Scenario 2: User grants partial consent (at purpose and vendor level) via a CMP
Result: Similar to the first scenario however some of the vendors or purposes do not receive granted consent. In this illustration, the user only grants consent to two DSPs, therefore the ad server is not able to use that user’s cookie information, but two of the three DSPs are able to use the consent signal to make a bid and serve the content.
This is a basic illustration of how consent flows using a CMP – where all ad servers, DSPs, etc. speak the same language. If another vendor were part of this process and not on the Framework – they would be a stand-alone in the diagram with no connected line. Basically, they’d be disjointed.
CMPs and vendors which have adopted the IAB Europe Framework set a strong precedent that the advertising and publishing industry is taking consumer privacy seriously, which can only improve the tech industry as a whole. Furthermore, those that comply with the IAB Europe Framework will be heavily sought by publishing and advertising partners all around the globe.
Watch my interview with the IAB about the benefits of CMPs and the IAB Framework.
The Consequence of Divergent Paths
One of the more concerning parts about the lack of communication from Google and Facebook regarding GDPR is that if they ultimately do not end up adopting the IAB Europe Framework, other adtech vendors will receive no consent signal from their services. Without consent signals from Google and Facebook, vendors would be unable to serve campaigns where their products are included DCM, DFP, Adx, etc.). While Google and Facebook have no doubt done many great things for the advertising industry, not adopting the IAB framework could be simply a play for complete tech dominance.
Because the ad tech ecosystem relies heavily on the interaction between third parties and other vendors, it’s essential for the industry to agree on a standard language of consent for all of us to communicate. If one thousand vendors speak the same language, but one or two do not, then consent cannot translate between them.
As I recently shared in my Forbes article Seven Tough Questions Publishers Should Be Asking Google On GDPR, “There are plenty of reasons to admire Google as an organization.

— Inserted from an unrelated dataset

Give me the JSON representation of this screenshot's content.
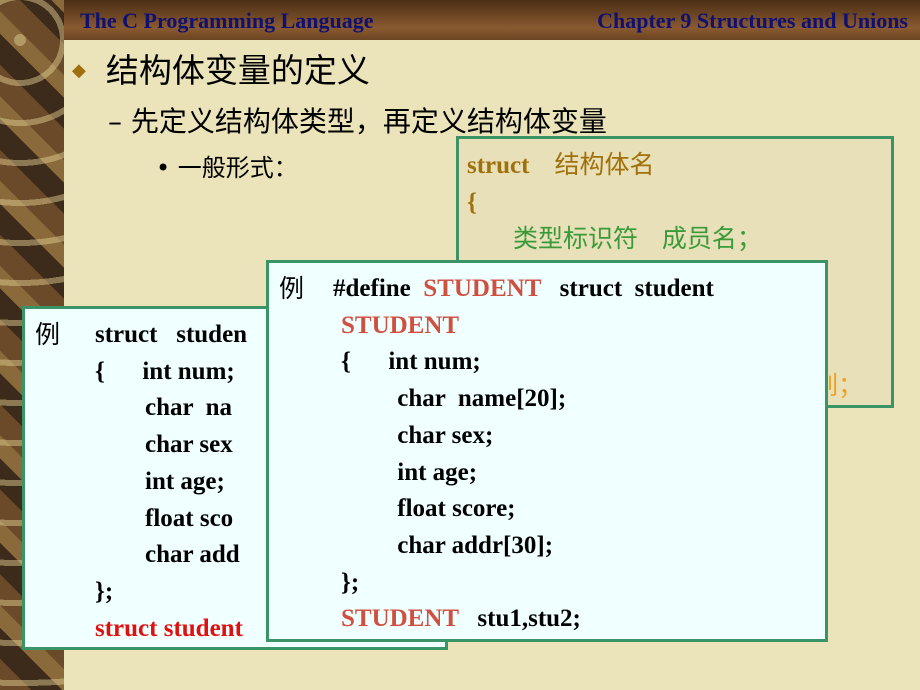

There’s no arguing that it’s had a positive impact on our world in many ways. On this occasion, however, they’ve got it wrong. I’d encourage publishers to hold them to account if they are to avoid facing insurmountable challenges when it comes to building sustainable businesses now and in the future.”
For publishers and advertisers to continue to innovate while remaining GDPR complaint, we believe it is in the best interest of everyone in the digital content ecosystem — publishers, advertisers, and consumers — to fully adopt the IAB framework, so all parties can communicate seamlessly. Only then can we get back to delivering products and services that bring value to both businesses and consumers around the world.